Miyaoka-Pakola’s paintings present us with complex color networks, intricately organized by linear structures. These swirling, hard-edge geometries are, interestingly, derived from language. In each work, Miyaoka-Pakola begins with a phrase taken from our lexicon of tech-speak, (FYEO: "For Your Eyes Only", e.g.) and renders the words in free-wheeling, often barely discernible script on the canvas. Using this drawing framework as a jumping-off point, the artist then laboriously applies acrylic and urethane paint in opaque swaths and sweeping, pointillist fields that seem to float forward, recede, and shimmer before our eyes. Looking at these paintings asks us to simultaneously ascribe meaning to what we see and to question the nature of meaning-making itself.
Stone is also interested in using systems to create visual experience and the delivery of color via structure, but eschews the pictorial for the dimensional. Deploying computer-generated forms and direct burn-out bronze casting techniques, Stone brings a handmade, materially-diverse touch to what is ostensibly high-tech sculpture. These works offer a panoply of textures and surfaces to enjoy, and come to life through the interplay of repeated forms and the inherent (perhaps pre-programmed) breakdown of those systems of organization. The results feel both alien and human, mechanical and almost anachronistically analog, and resemble artifacts of another stage (future or past) of humankind’s development.
In this sense, both artists engage in direct dialogue with notions of the technological and symbolic, endowing their works with a sense of possibility and wonder about how we communicate and where we are as people. And yet, there’s also a more foreboding strain of self-examination, even critique, at play: are the tools we rely on in this world moving us in the right direction?
JJ Miyaoka-Pakola received his BFA from Tyler School of Art in 1999 and his MFA from the San Francisco Art Institute in 2009. His work has been written about in the Philadelphia Inquirer, Artfile Magazine, and the San Francisco Arts Quarterly. He was awarded a Chashama Exhibition Grant in 2014 and Visiting Artist Fellowship at the Montana Artist Refuge in 2011. Solo exhibitions include Tiger Strikes Asteroid (PA) and Lloyd Dobler Gallery (IL). He has shown at the De Young Museum, (CA), Harbor Gallery (NY), and the Roger Brown Study Collection, (IL), among others. Miyaoka-Pakola lives and works in Brooklyn, NY.

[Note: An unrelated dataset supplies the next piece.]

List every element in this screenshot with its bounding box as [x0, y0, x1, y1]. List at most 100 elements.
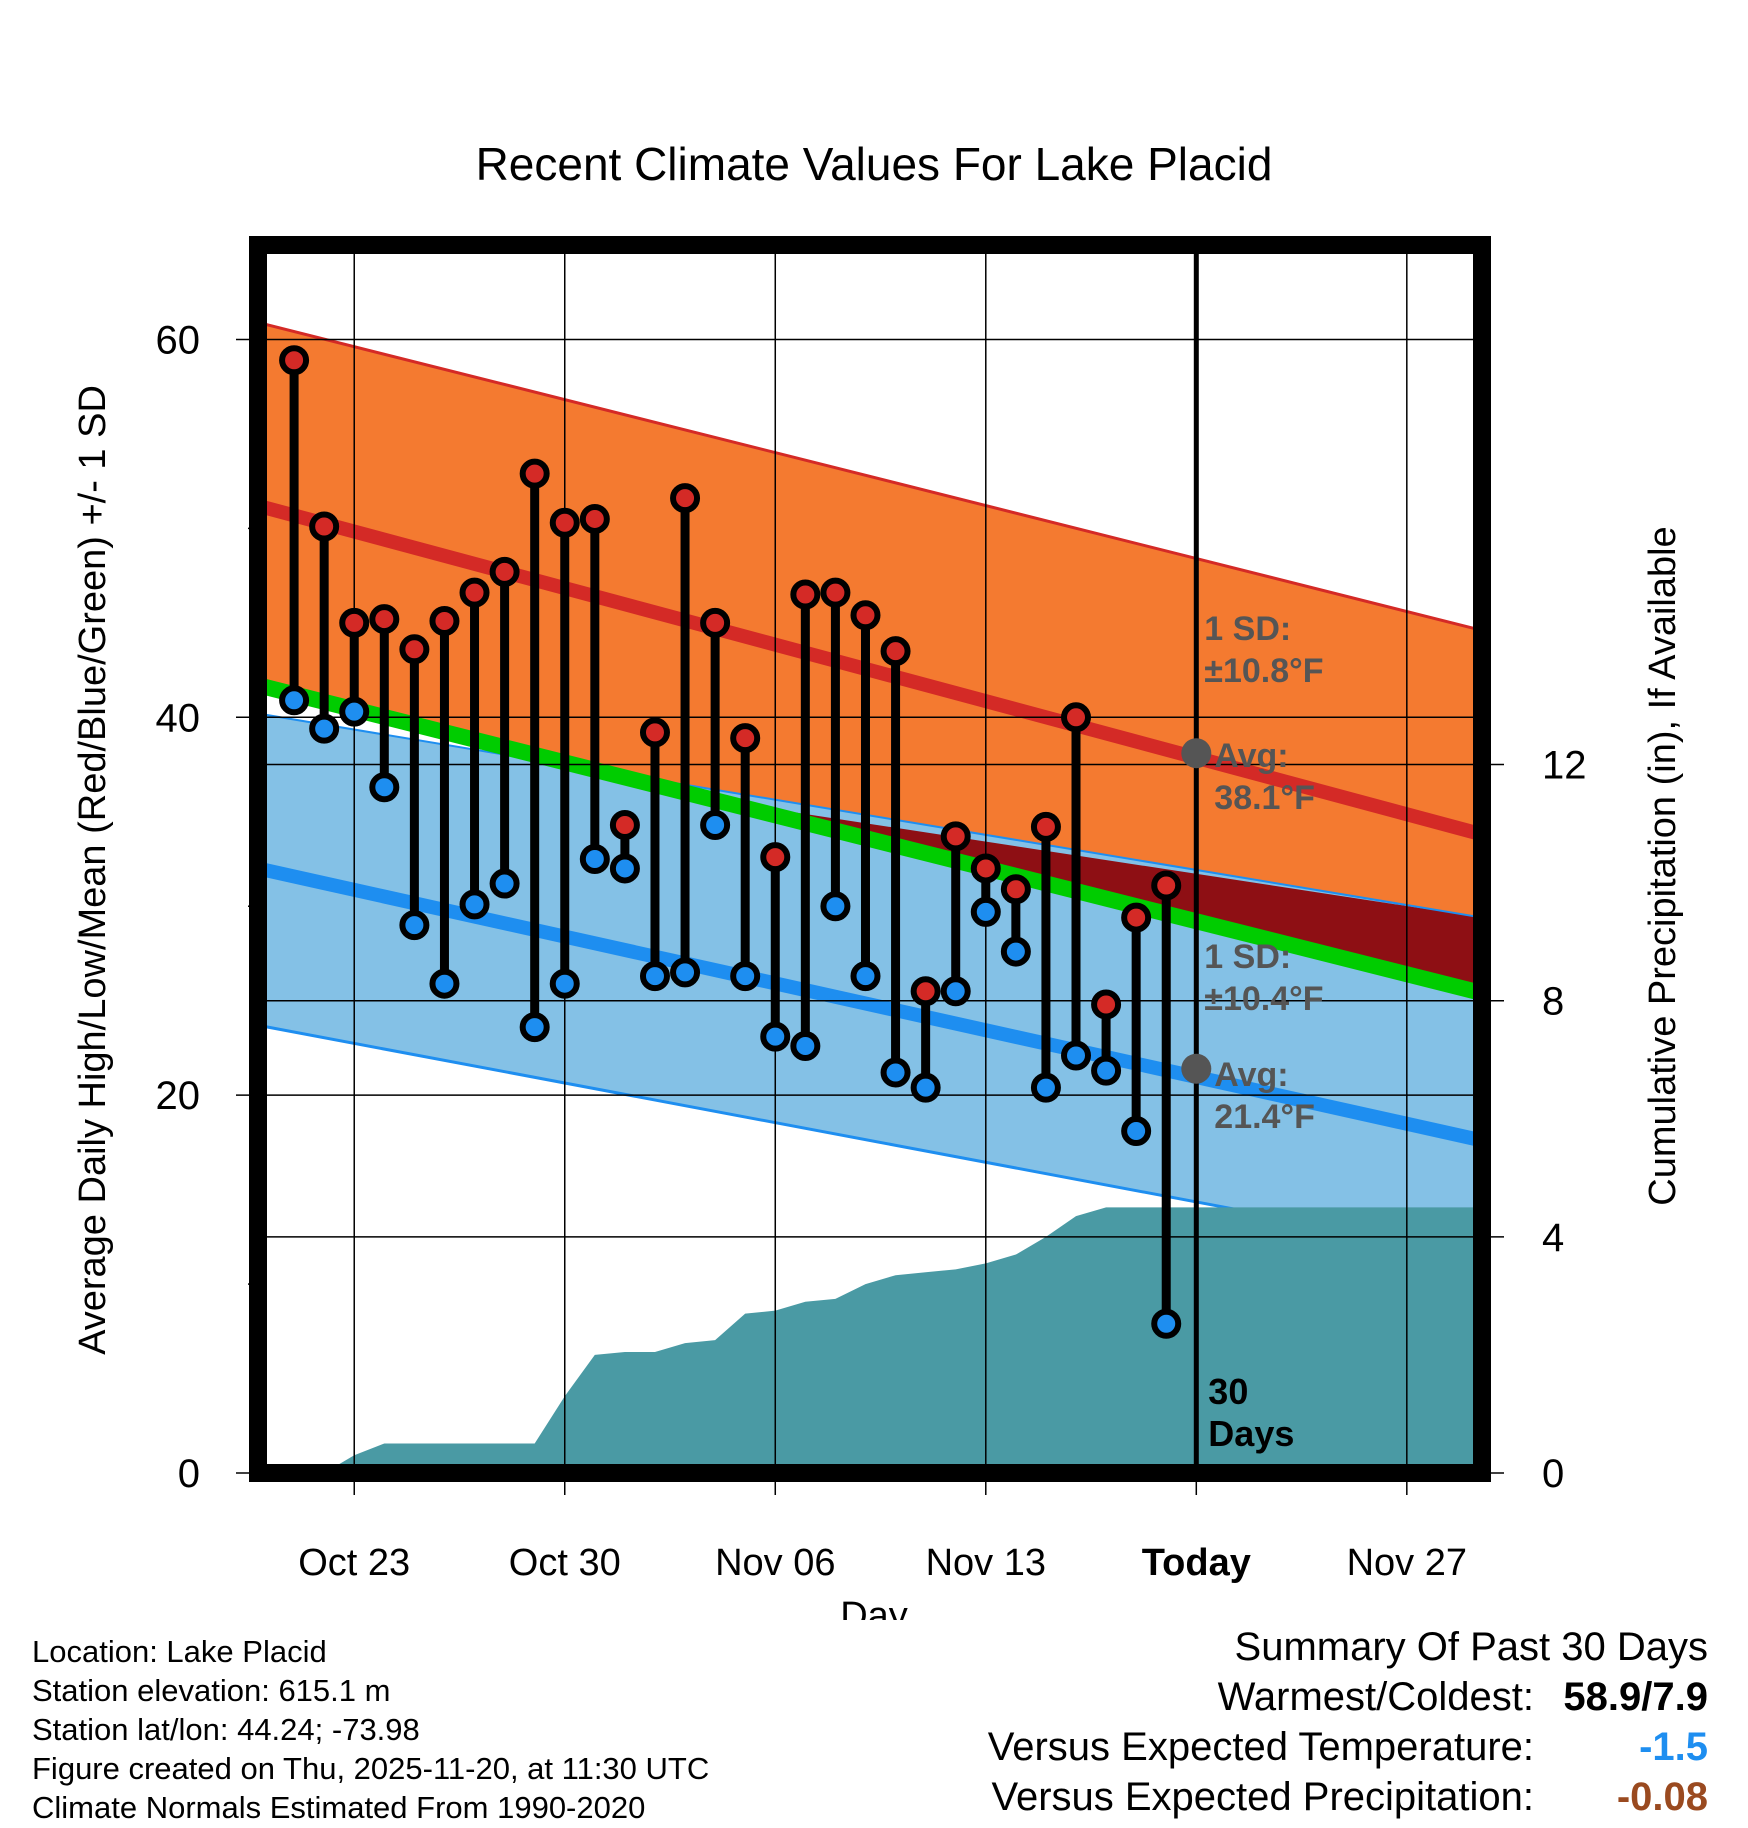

Matthew J. Stone completed his BFA in sculpture at the Massachusetts College of Art in 2003 and his MFA at the School of the Visual Arts in Manhattan 2010. He had a solo exhibition of his sculpture curated by Kathy Grayson at The Hole (NY) in 2011, and has participated in group exhibitions at Left Field Gallery (CA), New Release Gallery (NY), Cindy Rucker Gallery (NY), and Nudashank Gallery (MD), among others. Stone lives and works in Brooklyn NY.